High Court reinstates negligence claim against top family law firm


Johnson: Overturned circuit judge

A former client of a leading family law firm should be allowed to sue over its alleged failure to advise about its own negligence, the High Court has ruled.

Mr Justice Adam Johnson also suggested that a solicitor was under a continuing duty to advise about a possible claim throughout the limitation period.

He made the comment in overturning the decision of Her Honour Judge Evans-Gordon to summarily dismiss Jenifer Evans’ counterclaim against London practice Hughes Fowler Carruthers (HFC). HFC is suing her for £90,000 in outstanding fees.

The firm acted for her in 2011 in divorce proceedings before Mr Justice Mostyn, instructing Charles Howard QC. At the same time, both were also acting for Lady Mostyn in her divorce from the judge.

After the trial, but before he handed down his judgment, it emerged that Mostyn J had made disparaging comments about HFC and Mr Howard to Lady Mostyn. This raised the possibility of an allegation of bias which might vitiate his ruling.

With Mr Howard and HFC conflicted, Ms Evans instructed Farrer & Co and Richard Gordon QC, and the President of the Family Division set aside Mostyn J’s ruling in June 2012.

HFC and Mr Howard were able to resume acting, subject to restrictions given the ongoing duty of confidence owed to Lady Mostyn.

There was a further trial before Mr Justice Moylan in 2013 and HFC carried on working on the case until 2018, for which it was paid £400,000. HFC’s fees claim, brought in 2021, concerned a final piece of work to vary the financial orders made.

Ms Evans counterclaimed for negligence, seeking as damages her costs of about £500,000 which she said were wasted on the first trial because HFC failed to advise her of the risks.

HHJ Evans-Gordon rejected her argument that, in mid-2012, HFC came under a duty to advise her about its own negligence in leading to the mistrial, one that continued until 2018, when any potential claim became time-barred.

Adam Johnson J said the judge was wrong, finding that she had “placed too much stress on the idea that the alleged breach of duty by HFC cannot have been obvious because no-one else flagged it at the time”.

“By the relevant stage of her judgment, the judge had already concluded… that HFC’s omissions were all obvious; and indeed so obvious as to place the onus on Ms Evans to seek separate advice about recovering her losses.

“The idea that the possibility of a claim should have been obvious to Ms Evans, a lay person, seems to me inconsistent with the idea that HFC, a firm of solicitors, cannot reasonably have been expected to know about it themselves.

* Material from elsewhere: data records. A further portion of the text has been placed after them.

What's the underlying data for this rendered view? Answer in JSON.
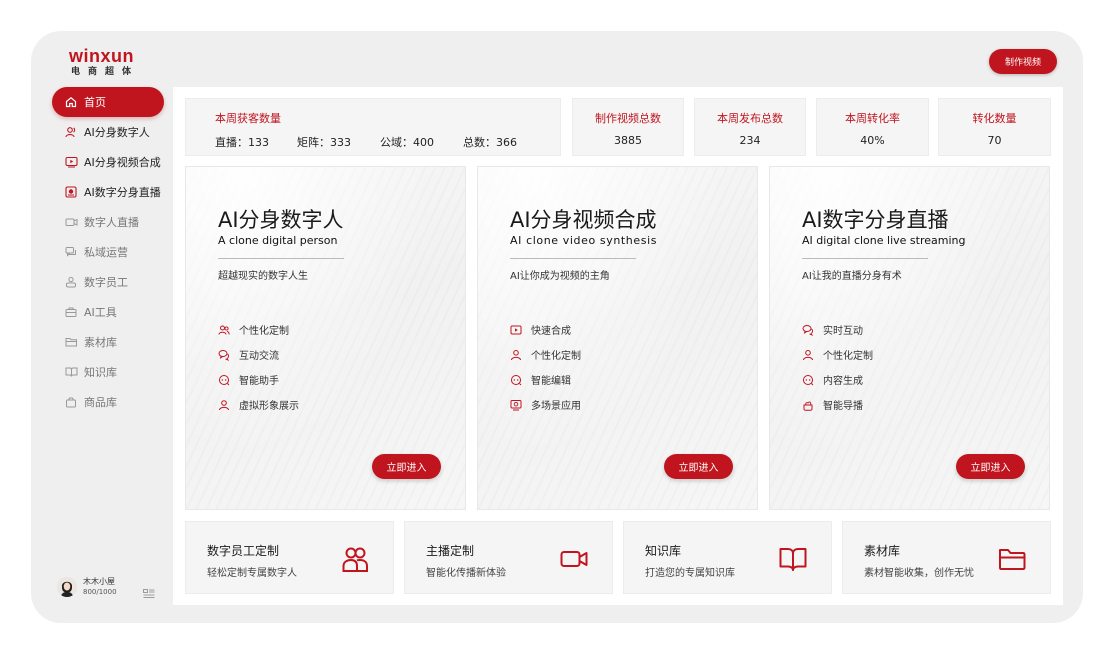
{
  "brand": {
    "name": "winxun",
    "subtitle": "电商超体"
  },
  "header": {
    "make_video_label": "制作视频"
  },
  "sidebar": {
    "items": [
      {
        "label": "首页",
        "icon": "home-icon",
        "state": "active"
      },
      {
        "label": "AI分身数字人",
        "icon": "user-icon",
        "state": "strong"
      },
      {
        "label": "AI分身视频合成",
        "icon": "video-icon",
        "state": "strong"
      },
      {
        "label": "AI数字分身直播",
        "icon": "live-icon",
        "state": "strong"
      },
      {
        "label": "数字人直播",
        "icon": "camera-icon",
        "state": "normal"
      },
      {
        "label": "私域运营",
        "icon": "chat-icon",
        "state": "normal"
      },
      {
        "label": "数字员工",
        "icon": "users-icon",
        "state": "normal"
      },
      {
        "label": "AI工具",
        "icon": "toolbox-icon",
        "state": "normal"
      },
      {
        "label": "素材库",
        "icon": "folder-icon",
        "state": "normal"
      },
      {
        "label": "知识库",
        "icon": "book-icon",
        "state": "normal"
      },
      {
        "label": "商品库",
        "icon": "bag-icon",
        "state": "normal"
      }
    ]
  },
  "user": {
    "name": "木木小屋",
    "quota": "800/1000"
  },
  "stats": {
    "weekly_customers": {
      "title": "本周获客数量",
      "live": "直播：133",
      "matrix": "矩阵：333",
      "public": "公域：400",
      "total": "总数：366"
    },
    "videos_made": {
      "title": "制作视频总数",
      "value": "3885"
    },
    "weekly_published": {
      "title": "本周发布总数",
      "value": "234"
    },
    "weekly_conversion_rate": {
      "title": "本周转化率",
      "value": "40%"
    },
    "conversions": {
      "title": "转化数量",
      "value": "70"
    }
  },
  "cards": [
    {
      "title": "AI分身数字人",
      "subtitle_en": "A clone digital person",
      "desc": "超越现实的数字人生",
      "features": [
        "个性化定制",
        "互动交流",
        "智能助手",
        "虚拟形象展示"
      ],
      "enter_label": "立即进入"
    },
    {
      "title": "AI分身视频合成",
      "subtitle_en": "AI clone video synthesis",
      "desc": "AI让你成为视频的主角",
      "features": [
        "快速合成",
        "个性化定制",
        "智能编辑",
        "多场景应用"
      ],
      "enter_label": "立即进入"
    },
    {
      "title": "AI数字分身直播",
      "subtitle_en": "AI digital clone live streaming",
      "desc": "AI让我的直播分身有术",
      "features": [
        "实时互动",
        "个性化定制",
        "内容生成",
        "智能导播"
      ],
      "enter_label": "立即进入"
    }
  ],
  "tiles": [
    {
      "title": "数字员工定制",
      "subtitle": "轻松定制专属数字人",
      "icon": "users-icon"
    },
    {
      "title": "主播定制",
      "subtitle": "智能化传播新体验",
      "icon": "video-camera-icon"
    },
    {
      "title": "知识库",
      "subtitle": "打造您的专属知识库",
      "icon": "book-icon"
    },
    {
      "title": "素材库",
      "subtitle": "素材智能收集，创作无忧",
      "icon": "folder-icon"
    }
  ],
  "colors": {
    "accent": "#c0151f",
    "frame": "#efefef",
    "panel": "#ffffff",
    "card": "#f5f5f5"
  }
}
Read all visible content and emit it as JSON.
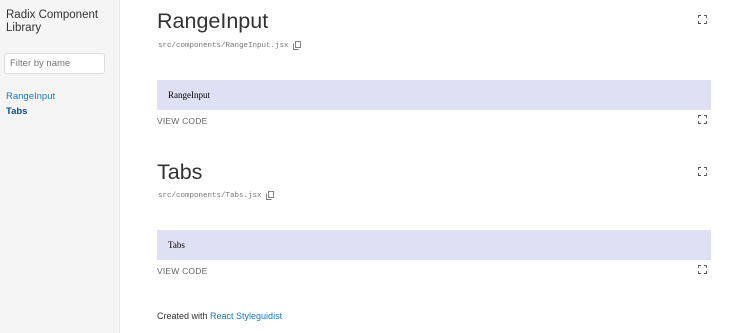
{
  "sidebar": {
    "title": "Radix Component Library",
    "filter_placeholder": "Filter by name",
    "items": [
      {
        "label": "RangeInput",
        "active": false
      },
      {
        "label": "Tabs",
        "active": true
      }
    ]
  },
  "sections": [
    {
      "title": "RangeInput",
      "path": "src/components/RangeInput.jsx",
      "preview_text": "RangeInput",
      "view_code": "VIEW CODE"
    },
    {
      "title": "Tabs",
      "path": "src/components/Tabs.jsx",
      "preview_text": "Tabs",
      "view_code": "VIEW CODE"
    }
  ],
  "footer": {
    "prefix": "Created with ",
    "link": "React Styleguidist"
  },
  "icons": {
    "copy": "copy-icon",
    "fullscreen": "fullscreen-icon"
  },
  "colors": {
    "link": "#1978c8",
    "active_link": "#0a4f84",
    "preview_bg": "#dfe0f3",
    "sidebar_bg": "#f5f5f5"
  }
}
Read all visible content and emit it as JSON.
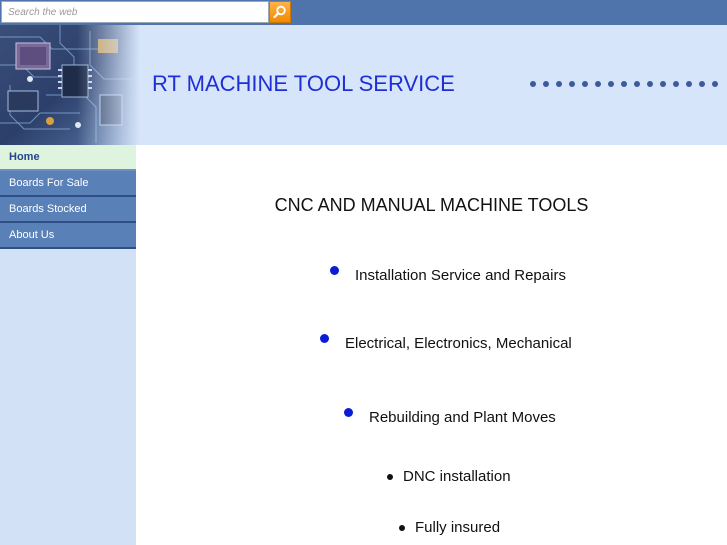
{
  "search": {
    "placeholder": "Search the web"
  },
  "header": {
    "title": "RT MACHINE TOOL SERVICE"
  },
  "nav": {
    "items": [
      {
        "label": "Home"
      },
      {
        "label": "Boards For Sale"
      },
      {
        "label": "Boards Stocked"
      },
      {
        "label": "About Us"
      }
    ]
  },
  "main": {
    "title": "CNC AND MANUAL MACHINE TOOLS",
    "services": [
      "Installation Service and Repairs",
      "Electrical, Electronics, Mechanical",
      "Rebuilding and Plant Moves",
      "DNC installation",
      "Fully insured"
    ]
  },
  "colors": {
    "topbar": "#4f74ab",
    "header_bg": "#d6e5fa",
    "title_blue": "#1f2fd6",
    "nav_bg": "#5a80b8",
    "nav_active_bg": "#def4de",
    "sidebar_bg": "#d3e1f7",
    "search_button": "#f28a00"
  },
  "icons": {
    "search_button": "search-icon",
    "header_image": "circuit-board-image"
  }
}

“If HFC did know as much as Ms Evans, then arguably they were under a duty to advise, and could not escape it by saying that Ms Evans was equally aware of the facts giving her cause for complaint.”

Adam Johnson J continued: “The idea that a solicitor may owe a duty to advise about his own negligence is not confined to cases where the negligence is in some way latent, and where the question is whether something which happens later was enough to prompt the original advice or conduct to be reconsidered.

“I see no principled reason why the duty should not also apply to cases where the potential problem is known about to begin with.”

The judge did not make a finding about the question of a continuing duty and so Adam Johnson J said he had to be cautious about expressing any definitive view about it.

“I will however say that in my opinion, there is a logic in arguing (as Ms Evans does) that if HFC came under a duty to advise her about a possible claim in mid-2012, then that duty persisted for such period of time as Ms Evans was able to do something about it – i.e., there is logic in saying that the duty persisted during the six year limitation period for bringing any such claim, which expired in mid-2018.”

The court also overturned HHJ Evans-Gordon’s decision that Ms Evans could not seek an equitable set-off of her counterclaim with HFW’s claim.

Ms Evans was “entitled to argue there is an inseparable connection between the two because they arise out of the same overall course of dealings between solicitor and client”.